Por SERGIO MONSALVO C.
¿CUESTIÓN DE IMAGEN?
En 1980, el huracán había amainado. El asunto perdió fuerza y humor. Pronto apareció la ola del renovado ska, luego el revival del rockabilly, entre algunas enérgicas patadas de conmoción punk. Entonces, en lo musical hicieron acto de presencia masiva las cajas de ritmos y con ellas la neurastenia techno-pop de los ochenta; en lo político, la restauración y el pragmatismo de Margaret Thatcher para calmar los fervores rebeldes. La droga se encontró por todas partes. La muerte prematura de Sid y Nancy se erigió en símbolo de la época.
En sus orígenes, pues, el punk fue un fenómeno musical y social que se manifestó a mediados de los años setenta como reacción contra el pop artificioso y el rock aceptado por el mainstream, emparejado con el descontento social de una nueva generación de jóvenes, particularmente en Inglaterra, país atormentado por una tradicional conciencia de clases y por el retroceso económico.
Dicha reacción se expresó a través de una música que partió de su forma más sencilla: el rock and roll (al igual que en 1955 y en 1963). Salvaje, enardecido, enérgico y provisto de textos que se distanciaron de todo lo relacionado con la autoridad y la opresión, y en esta ocasión también de la industria discográfica.
En el pasado, los fans del rock and roll, en el contexto exclusivo de la revuelta juvenil, siempre consideraron al género como una mera arma o, para profundizar un poco más, como un fin autojustificante en sí mismo (denunciando la educación, la brecha generacional, la unidimensionalidad de la vida, la guerra, las prohibiciones al sexo, a las drogas, la censura a los actos libertarios e individualistas).
No enfocaba, aún, cuestiones de justicia económica, igualdad social, represión estatal o de rechazo estético. De ahí la condena expresada por los punks (Sex Pistols, Clash) contra el rock establecido que se portaba como espectáculo para satisfacer a la reacción adinerada, como mecanismo glorificado de la autoexplotación y fomentador de la falsa conciencia.
No obstante, y puesto que no contaban con otras armas y eran fans a pesar de todo, los punks tocaban rock, reduciendo la música a los elementos primarios, esenciales, de velocidad y ritmo, con un regocijo enloquecido de ruido y furia al que nadie había llegado anteriormente. Utilizaron el rock como arma contra sí mismo.
Desde luego no faltó la imagen “escandalizadora” (cabello pintado, corto y parado, ropa desgarrada, cuero negro, insignias, seguros, piercings y adornos sadomasoquistas), pero mayor importancia revistió la mentalidad prevaleciente del “hazlo tú mismo” (DIY), que por medio de expresiones tangibles como fanzines, antros alternativos y disqueras independientes tuvo consecuencias enormes en aquel entonces y para la posteridad, los cuales a la larga constituyeron la verdadera fuerza de esta explosión de caos y rebelión.
Este aspecto de la revolución punk, difundido a través de la tendencia más amplia del new wave, el indie, el post punk y diversos subgéneros neos y alternativos, fue el que tuvo una influencia duradera y eficaz en la evolución posterior de la historia del rock, en vista de que devolvió un poco de poder a los artistas, echó a andar la descentralización de la industria musical, la democratizó y, en términos generales, estimuló el trabajo autónomo y la creatividad. Además, resultó en una posición autónoma propia.
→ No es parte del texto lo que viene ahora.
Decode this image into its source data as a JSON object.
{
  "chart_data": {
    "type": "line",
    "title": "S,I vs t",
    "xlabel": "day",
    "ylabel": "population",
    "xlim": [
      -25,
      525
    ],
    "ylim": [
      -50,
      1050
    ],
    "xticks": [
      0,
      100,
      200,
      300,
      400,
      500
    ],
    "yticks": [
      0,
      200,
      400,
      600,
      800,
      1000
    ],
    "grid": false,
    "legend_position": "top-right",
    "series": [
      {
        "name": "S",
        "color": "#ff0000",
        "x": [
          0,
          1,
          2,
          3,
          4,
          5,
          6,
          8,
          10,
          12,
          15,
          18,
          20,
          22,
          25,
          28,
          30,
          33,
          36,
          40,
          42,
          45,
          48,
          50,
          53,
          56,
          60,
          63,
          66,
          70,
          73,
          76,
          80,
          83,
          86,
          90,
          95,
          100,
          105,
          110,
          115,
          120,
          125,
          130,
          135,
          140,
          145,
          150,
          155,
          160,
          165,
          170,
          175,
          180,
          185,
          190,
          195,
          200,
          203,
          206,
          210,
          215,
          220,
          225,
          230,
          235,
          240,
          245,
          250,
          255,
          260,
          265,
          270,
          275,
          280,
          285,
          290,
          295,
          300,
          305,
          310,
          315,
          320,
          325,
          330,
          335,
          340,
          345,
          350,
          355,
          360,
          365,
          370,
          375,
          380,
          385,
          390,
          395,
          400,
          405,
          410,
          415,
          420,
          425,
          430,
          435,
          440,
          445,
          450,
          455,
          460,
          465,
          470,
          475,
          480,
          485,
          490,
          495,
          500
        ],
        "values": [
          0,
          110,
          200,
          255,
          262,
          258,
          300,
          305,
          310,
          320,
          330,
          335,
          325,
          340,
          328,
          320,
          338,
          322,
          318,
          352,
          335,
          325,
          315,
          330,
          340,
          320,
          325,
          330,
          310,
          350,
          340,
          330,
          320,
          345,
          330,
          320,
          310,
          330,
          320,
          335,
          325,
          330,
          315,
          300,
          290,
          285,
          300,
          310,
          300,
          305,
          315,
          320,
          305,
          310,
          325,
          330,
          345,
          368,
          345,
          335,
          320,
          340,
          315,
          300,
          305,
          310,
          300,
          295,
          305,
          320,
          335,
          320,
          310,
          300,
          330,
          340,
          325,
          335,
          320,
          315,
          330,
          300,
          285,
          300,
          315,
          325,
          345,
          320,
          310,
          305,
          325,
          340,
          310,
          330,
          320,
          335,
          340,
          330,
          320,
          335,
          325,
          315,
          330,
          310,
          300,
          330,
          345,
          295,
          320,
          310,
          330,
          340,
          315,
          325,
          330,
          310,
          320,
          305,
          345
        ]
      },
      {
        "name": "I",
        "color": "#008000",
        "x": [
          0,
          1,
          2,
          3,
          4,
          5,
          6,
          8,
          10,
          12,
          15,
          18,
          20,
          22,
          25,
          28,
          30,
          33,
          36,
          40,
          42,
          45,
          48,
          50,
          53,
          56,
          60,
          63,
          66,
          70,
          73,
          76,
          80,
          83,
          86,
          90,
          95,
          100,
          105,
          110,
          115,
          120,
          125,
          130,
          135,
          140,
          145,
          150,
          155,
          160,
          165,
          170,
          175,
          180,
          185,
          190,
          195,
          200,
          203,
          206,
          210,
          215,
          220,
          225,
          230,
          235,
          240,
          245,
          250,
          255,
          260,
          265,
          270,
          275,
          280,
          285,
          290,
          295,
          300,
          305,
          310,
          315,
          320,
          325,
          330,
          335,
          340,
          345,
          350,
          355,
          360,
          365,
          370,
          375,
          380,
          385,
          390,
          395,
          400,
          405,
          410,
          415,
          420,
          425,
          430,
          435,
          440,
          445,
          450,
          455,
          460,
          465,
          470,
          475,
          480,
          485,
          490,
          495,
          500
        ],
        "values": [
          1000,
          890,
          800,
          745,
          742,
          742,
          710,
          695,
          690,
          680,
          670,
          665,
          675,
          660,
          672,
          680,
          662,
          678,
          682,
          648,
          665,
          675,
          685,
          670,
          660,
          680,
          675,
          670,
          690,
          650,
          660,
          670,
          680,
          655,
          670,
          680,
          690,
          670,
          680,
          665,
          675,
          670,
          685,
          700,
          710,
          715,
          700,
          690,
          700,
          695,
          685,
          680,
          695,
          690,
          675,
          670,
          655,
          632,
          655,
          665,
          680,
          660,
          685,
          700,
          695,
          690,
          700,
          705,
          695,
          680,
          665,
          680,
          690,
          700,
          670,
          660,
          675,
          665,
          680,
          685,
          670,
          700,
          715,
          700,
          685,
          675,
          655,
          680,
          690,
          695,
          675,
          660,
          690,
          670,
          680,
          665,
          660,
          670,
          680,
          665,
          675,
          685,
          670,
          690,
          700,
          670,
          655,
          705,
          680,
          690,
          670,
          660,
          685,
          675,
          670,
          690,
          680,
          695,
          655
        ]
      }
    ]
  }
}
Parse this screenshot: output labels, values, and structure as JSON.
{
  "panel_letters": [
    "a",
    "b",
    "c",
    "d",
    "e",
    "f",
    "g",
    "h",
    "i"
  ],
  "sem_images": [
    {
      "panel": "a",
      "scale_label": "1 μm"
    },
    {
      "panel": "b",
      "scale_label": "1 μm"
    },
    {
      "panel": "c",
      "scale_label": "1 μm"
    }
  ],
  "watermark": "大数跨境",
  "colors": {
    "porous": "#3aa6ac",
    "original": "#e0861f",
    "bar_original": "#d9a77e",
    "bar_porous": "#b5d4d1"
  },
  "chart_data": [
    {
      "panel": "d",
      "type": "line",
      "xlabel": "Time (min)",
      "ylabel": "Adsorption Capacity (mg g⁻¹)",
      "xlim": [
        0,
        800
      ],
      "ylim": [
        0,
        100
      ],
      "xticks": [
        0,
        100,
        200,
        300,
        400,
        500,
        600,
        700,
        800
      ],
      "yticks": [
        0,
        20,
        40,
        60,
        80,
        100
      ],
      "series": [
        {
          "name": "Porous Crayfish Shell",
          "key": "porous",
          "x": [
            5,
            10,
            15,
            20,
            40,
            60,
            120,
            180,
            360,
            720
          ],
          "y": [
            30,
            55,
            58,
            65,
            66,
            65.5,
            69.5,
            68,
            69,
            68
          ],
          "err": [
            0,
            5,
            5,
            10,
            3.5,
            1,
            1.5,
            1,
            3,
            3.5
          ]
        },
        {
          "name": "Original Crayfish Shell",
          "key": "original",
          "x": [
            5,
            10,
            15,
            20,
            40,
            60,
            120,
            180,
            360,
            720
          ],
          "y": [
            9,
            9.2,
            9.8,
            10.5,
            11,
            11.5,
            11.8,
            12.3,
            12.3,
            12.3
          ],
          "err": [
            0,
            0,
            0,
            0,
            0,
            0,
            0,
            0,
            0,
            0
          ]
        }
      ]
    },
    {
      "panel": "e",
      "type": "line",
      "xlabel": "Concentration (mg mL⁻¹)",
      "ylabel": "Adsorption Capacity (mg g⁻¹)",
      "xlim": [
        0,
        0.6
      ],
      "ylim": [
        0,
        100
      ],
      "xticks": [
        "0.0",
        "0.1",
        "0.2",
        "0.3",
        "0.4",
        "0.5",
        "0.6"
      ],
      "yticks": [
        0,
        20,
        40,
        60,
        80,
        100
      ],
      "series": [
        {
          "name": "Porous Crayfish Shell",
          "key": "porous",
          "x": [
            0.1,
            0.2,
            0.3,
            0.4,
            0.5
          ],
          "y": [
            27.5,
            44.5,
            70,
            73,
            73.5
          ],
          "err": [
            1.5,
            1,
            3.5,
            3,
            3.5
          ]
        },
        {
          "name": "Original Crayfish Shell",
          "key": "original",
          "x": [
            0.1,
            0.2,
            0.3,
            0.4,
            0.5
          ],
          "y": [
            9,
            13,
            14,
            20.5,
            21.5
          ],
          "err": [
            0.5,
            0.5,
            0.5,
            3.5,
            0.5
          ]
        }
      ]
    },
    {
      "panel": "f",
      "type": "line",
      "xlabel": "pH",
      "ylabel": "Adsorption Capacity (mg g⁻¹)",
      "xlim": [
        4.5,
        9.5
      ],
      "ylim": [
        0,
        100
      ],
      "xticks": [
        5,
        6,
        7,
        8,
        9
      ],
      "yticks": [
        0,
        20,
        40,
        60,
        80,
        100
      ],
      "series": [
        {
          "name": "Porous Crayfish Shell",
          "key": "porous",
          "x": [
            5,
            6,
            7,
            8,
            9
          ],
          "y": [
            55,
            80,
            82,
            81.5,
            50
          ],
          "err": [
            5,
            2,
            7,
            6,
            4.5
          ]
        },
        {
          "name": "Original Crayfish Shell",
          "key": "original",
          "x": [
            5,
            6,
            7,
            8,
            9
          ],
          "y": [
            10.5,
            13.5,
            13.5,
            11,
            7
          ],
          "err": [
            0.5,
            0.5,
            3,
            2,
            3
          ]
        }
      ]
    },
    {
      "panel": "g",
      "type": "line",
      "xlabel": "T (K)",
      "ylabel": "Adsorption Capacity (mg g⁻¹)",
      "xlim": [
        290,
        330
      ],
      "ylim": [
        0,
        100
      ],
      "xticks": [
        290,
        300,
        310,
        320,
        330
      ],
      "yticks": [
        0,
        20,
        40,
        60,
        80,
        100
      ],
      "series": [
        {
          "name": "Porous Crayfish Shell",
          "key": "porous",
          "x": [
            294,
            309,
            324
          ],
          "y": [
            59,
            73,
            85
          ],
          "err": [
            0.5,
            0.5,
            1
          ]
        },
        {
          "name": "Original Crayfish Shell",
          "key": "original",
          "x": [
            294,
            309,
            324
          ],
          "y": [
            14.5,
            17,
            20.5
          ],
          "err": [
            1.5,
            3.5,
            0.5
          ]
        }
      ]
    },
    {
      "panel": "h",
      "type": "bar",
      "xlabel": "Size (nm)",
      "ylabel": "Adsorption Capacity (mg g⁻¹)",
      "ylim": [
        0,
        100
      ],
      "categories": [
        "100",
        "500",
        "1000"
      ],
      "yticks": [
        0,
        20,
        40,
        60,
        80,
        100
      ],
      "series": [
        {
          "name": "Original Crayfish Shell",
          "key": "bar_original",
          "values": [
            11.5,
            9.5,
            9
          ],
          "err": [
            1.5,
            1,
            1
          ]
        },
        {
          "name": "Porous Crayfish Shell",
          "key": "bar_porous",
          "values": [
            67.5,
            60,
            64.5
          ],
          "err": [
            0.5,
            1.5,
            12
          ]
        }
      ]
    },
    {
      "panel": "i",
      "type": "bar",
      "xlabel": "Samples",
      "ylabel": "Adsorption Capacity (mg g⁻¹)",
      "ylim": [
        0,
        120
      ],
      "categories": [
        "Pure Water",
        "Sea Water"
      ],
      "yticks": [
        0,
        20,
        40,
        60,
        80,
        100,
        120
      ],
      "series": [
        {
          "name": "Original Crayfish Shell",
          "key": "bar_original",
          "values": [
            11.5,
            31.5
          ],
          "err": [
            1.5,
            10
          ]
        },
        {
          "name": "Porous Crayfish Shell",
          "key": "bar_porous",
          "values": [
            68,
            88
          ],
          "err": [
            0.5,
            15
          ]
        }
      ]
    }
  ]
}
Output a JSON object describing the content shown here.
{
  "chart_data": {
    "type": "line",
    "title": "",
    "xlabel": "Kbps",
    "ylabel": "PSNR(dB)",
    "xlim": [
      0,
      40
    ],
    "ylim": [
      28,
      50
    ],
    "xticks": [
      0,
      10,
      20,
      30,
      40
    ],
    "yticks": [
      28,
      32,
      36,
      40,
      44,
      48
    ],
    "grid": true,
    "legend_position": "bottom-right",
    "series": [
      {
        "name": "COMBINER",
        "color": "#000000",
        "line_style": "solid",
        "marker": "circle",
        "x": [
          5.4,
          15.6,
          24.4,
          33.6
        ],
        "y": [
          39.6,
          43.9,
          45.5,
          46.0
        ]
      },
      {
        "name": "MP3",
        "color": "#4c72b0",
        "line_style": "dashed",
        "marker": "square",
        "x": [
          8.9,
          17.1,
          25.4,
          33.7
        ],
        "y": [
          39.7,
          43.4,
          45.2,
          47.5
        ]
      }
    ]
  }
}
De esta manera, la corriente aseguró su permanencia y transformación en contracultura activa con muchas vertientes, mucho tiempo después de que la primera ola del punk se hiciera pedazos por su propio carácter anárquico, descontrolado y por ello sumamente vulnerable. Conforme en todo al slogan “Cash from Chaos” —con el que el empresario Malcolm McLaren lanzó su creación—, el mercado y la industria paulatinamente encajonaron al fenómeno y lo prepararon para la venta, lo hicieron “sustentable”, desde los ochenta.